Tirzah Firestone (born May 27, 1954) is an American analytical psychotherapist, author, and Jewish Renewal rabbi. She is the founding rabbi of Congregation Nevei Kodesh, a Jewish Renewal synagogue in Boulder, Colorado, and is now Rabbi Emerita there.

== Early life and education ==
Tirzah Firestone was raised in an Orthodox Jewish family in St. Louis, Missouri, as the fifth of six children born to Sol and Kate Firestone. She is the younger sister of Shulamith Firestone, and went to Hebrew day schools through high school. Firestone earned her master's degree in Holistic Counseling from Beacon College in 1982 and her doctorate in depth psychology from Pacifica Graduate Institute in Santa Barbara, California, in 2015. After graduating, she spent an extended period living in Israel and working on kibbutzim Ma'ale Gilboa and Moshav Amirim.
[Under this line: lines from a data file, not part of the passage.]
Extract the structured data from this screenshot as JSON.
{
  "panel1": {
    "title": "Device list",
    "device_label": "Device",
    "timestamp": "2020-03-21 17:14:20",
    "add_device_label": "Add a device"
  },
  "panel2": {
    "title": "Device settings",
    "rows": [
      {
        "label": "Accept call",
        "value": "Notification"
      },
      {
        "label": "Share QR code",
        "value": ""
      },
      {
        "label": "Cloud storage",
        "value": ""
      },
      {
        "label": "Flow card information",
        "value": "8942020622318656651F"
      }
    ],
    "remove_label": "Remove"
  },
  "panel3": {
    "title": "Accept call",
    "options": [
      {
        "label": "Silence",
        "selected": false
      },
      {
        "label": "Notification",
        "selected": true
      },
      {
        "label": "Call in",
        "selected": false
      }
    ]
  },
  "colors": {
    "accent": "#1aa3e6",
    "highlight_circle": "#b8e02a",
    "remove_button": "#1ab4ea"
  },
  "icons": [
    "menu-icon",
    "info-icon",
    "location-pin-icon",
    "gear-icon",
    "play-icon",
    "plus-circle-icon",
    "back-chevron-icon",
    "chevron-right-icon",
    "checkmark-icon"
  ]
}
She also apprenticed in Jerusalem with Rabanit Leah Sharabi, the wife of the Kabbalist Rabbi Mordechai Sharabi, who influenced her greatly.

== Career ==
Firestone was ordained by Rabbi Zalman Schachter-Shalomi in 1992, and is a leader in the international Jewish Renewal movement.
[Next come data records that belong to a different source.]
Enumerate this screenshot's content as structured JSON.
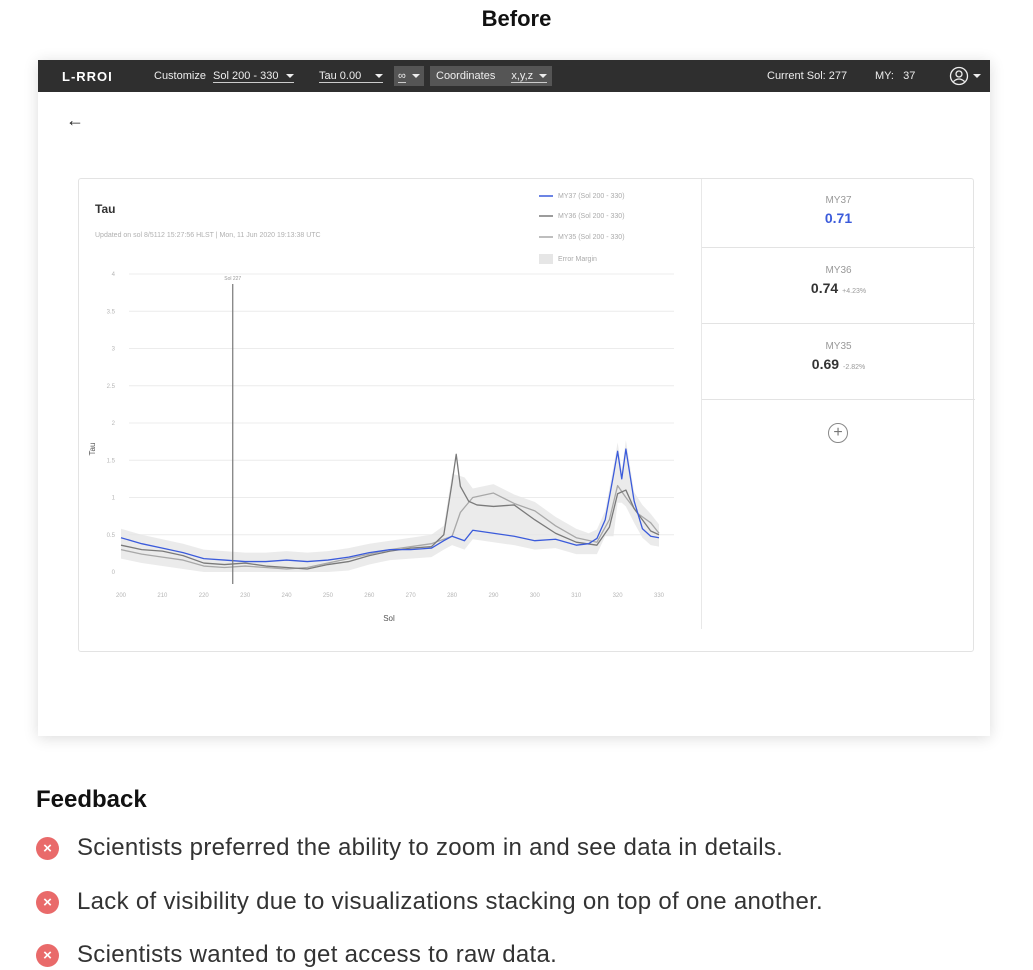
{
  "page_title": "Before",
  "topbar": {
    "logo": "L-RROI",
    "customize": "Customize",
    "sol_range": "Sol  200 - 330",
    "tau": "Tau  0.00",
    "infinity": "∞",
    "coordinates_label": "Coordinates",
    "coordinates_value": "x,y,z",
    "current_sol_label": "Current Sol:",
    "current_sol_value": "277",
    "my_label": "MY:",
    "my_value": "37",
    "user_icon": "user-circle-icon"
  },
  "card": {
    "title": "Tau",
    "updated": "Updated on sol 8/5112 15:27:56 HLST | Mon, 11 Jun 2020 19:13:38 UTC",
    "cursor_label": "Sol 227"
  },
  "chart_data": {
    "type": "line",
    "xlabel": "Sol",
    "ylabel": "Tau",
    "xlim": [
      200,
      330
    ],
    "ylim": [
      0,
      4
    ],
    "x_ticks": [
      "200",
      "210",
      "220",
      "230",
      "240",
      "250",
      "260",
      "270",
      "280",
      "290",
      "300",
      "310",
      "320",
      "330"
    ],
    "y_ticks": [
      "0",
      "0.5",
      "1",
      "1.5",
      "2",
      "2.5",
      "3",
      "3.5",
      "4"
    ],
    "cursor_x": 227,
    "legend": [
      "MY37 (Sol 200 - 330)",
      "MY36 (Sol 200 - 330)",
      "MY35 (Sol 200 - 330)",
      "Error Margin"
    ],
    "series": [
      {
        "name": "MY37 (Sol 200 - 330)",
        "color": "#3b5bdb",
        "x": [
          200,
          205,
          210,
          215,
          220,
          225,
          230,
          235,
          240,
          245,
          250,
          255,
          260,
          265,
          270,
          275,
          278,
          280,
          283,
          285,
          290,
          295,
          300,
          305,
          310,
          313,
          315,
          317,
          319,
          320,
          321,
          322,
          324,
          326,
          328,
          330
        ],
        "y": [
          0.46,
          0.38,
          0.32,
          0.26,
          0.18,
          0.16,
          0.14,
          0.14,
          0.16,
          0.14,
          0.16,
          0.2,
          0.26,
          0.3,
          0.3,
          0.32,
          0.42,
          0.48,
          0.42,
          0.56,
          0.52,
          0.48,
          0.42,
          0.44,
          0.36,
          0.38,
          0.45,
          0.7,
          1.3,
          1.62,
          1.25,
          1.65,
          0.95,
          0.58,
          0.48,
          0.46
        ]
      },
      {
        "name": "MY36 (Sol 200 - 330)",
        "color": "#7a7a7a",
        "x": [
          200,
          205,
          210,
          215,
          220,
          225,
          230,
          235,
          240,
          245,
          250,
          255,
          260,
          265,
          270,
          275,
          278,
          280,
          281,
          282,
          284,
          286,
          290,
          295,
          300,
          305,
          310,
          315,
          318,
          320,
          322,
          324,
          326,
          328,
          330
        ],
        "y": [
          0.36,
          0.3,
          0.28,
          0.22,
          0.12,
          0.1,
          0.12,
          0.08,
          0.06,
          0.04,
          0.1,
          0.14,
          0.22,
          0.28,
          0.32,
          0.34,
          0.5,
          1.2,
          1.58,
          1.15,
          0.95,
          0.9,
          0.88,
          0.9,
          0.7,
          0.52,
          0.4,
          0.36,
          0.6,
          1.05,
          1.1,
          0.85,
          0.7,
          0.55,
          0.5
        ]
      },
      {
        "name": "MY35 (Sol 200 - 330)",
        "color": "#a8a8a8",
        "x": [
          200,
          205,
          210,
          215,
          220,
          225,
          230,
          235,
          240,
          245,
          250,
          255,
          260,
          265,
          270,
          275,
          280,
          282,
          285,
          290,
          295,
          300,
          305,
          310,
          315,
          318,
          320,
          322,
          325,
          328,
          330
        ],
        "y": [
          0.3,
          0.24,
          0.2,
          0.16,
          0.08,
          0.06,
          0.08,
          0.06,
          0.04,
          0.06,
          0.12,
          0.18,
          0.24,
          0.3,
          0.34,
          0.38,
          0.48,
          0.8,
          1.0,
          1.06,
          0.92,
          0.82,
          0.62,
          0.46,
          0.4,
          0.7,
          1.16,
          1.0,
          0.78,
          0.66,
          0.52
        ]
      }
    ]
  },
  "metrics": [
    {
      "label": "MY37",
      "value": "0.71",
      "delta": ""
    },
    {
      "label": "MY36",
      "value": "0.74",
      "delta": "+4.23%"
    },
    {
      "label": "MY35",
      "value": "0.69",
      "delta": "-2.82%"
    }
  ],
  "add_icon": "plus-circle-icon",
  "feedback": {
    "title": "Feedback",
    "items": [
      "Scientists preferred the ability to zoom in and see data in details.",
      "Lack of visibility due to visualizations stacking on top of one another.",
      "Scientists wanted to get access to raw data."
    ]
  }
}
She is widely known for her work on Jewish feminism and the modern applications of Jewish mystical wisdom. She teaches nationally on and the between ancient Jewish heritage and contemporary psychology.

Firestone is an active member of Aleph: Alliance for Jewish Renewal (1994–present) and the associated Ohalah Rabbinic Association (2003–present). She is a past national co-chair of T'ruah: The Rabbinic Call for Human Rights (2009–2010), and is currently serving on the board of the Yesod Foundation (1997–present).

== Personal life ==
In her memoir, Firestone tells the story of how her first husband inspired her return to Judaism by means of his own faith and love of Judaism. Firestone remarried in 1999 to David Friedman. Together, they have three children.

==Publication==

===Books===
- Wounds into Wisdom: Healing Intergenerational Jewish Trauma (Monkfish Press, 2019)
- The Receiving: Reclaiming Jewish Women’s Wisdom (Harper San Francisco, 2003)
- With Roots in Heaven: One Woman's Passionate Journey into the Heart of Her Faith (Plume, 1999)

=== Articles ===

- "Intergenerational Trauma and the Patriarchy," published in Tikkun Magazine, Spring 2019.
- "War and Peace: Intertwining Threads in the Jewish Tradition," in The Warrior and the Pacifist: Competing Motifs in Buddhism, Judaism, Christianity, and Islam Lester Kurtz, Ed., Routledge Press, 2018.
- "Trauma Legacies in the Middle East", published in Tikkun Magazine, 2014, 29 (3): 6–10.
- "The Jewish Cultural Complex," published in Psychological Perspectives: A Quarterly Journal of Jungian Thought, Vol 57, No 3, August, 2014.
- "At the Altar of Consciousness: The Individuation of God and Abraham", published in Psychological Perspectives: A Quarterly Journal of Jungian Thought, Volume 56, 2013.
- “Transforming Our Stories Through Midrash”, in New Jewish Feminism: Probing the Past, Forging the Future, edited by Rabbi Elyse Goldstein, Jewish Lights Publishing, Woodstock, VT, 2009.
- “Flatbread in Feeble Times”, in The Women’s Seder Sourcebook: Rituals and Readings for Use at the Passover Seder, Edited by Anisfeld, Mohr & Spector, Jewish Lights Publishing, Woodstock, VT, 2003.

===CDs===
- "Ashreynu! (How Lucky We Are!) Jewish Chants for Meditation and Prayer" with Lisa Antosofsky, and Sheldon Sands.
- "The Woman's Kabbalah: Ecstatic Jewish Practices for Women", Sounds True, Boulder, Colorado, 2000.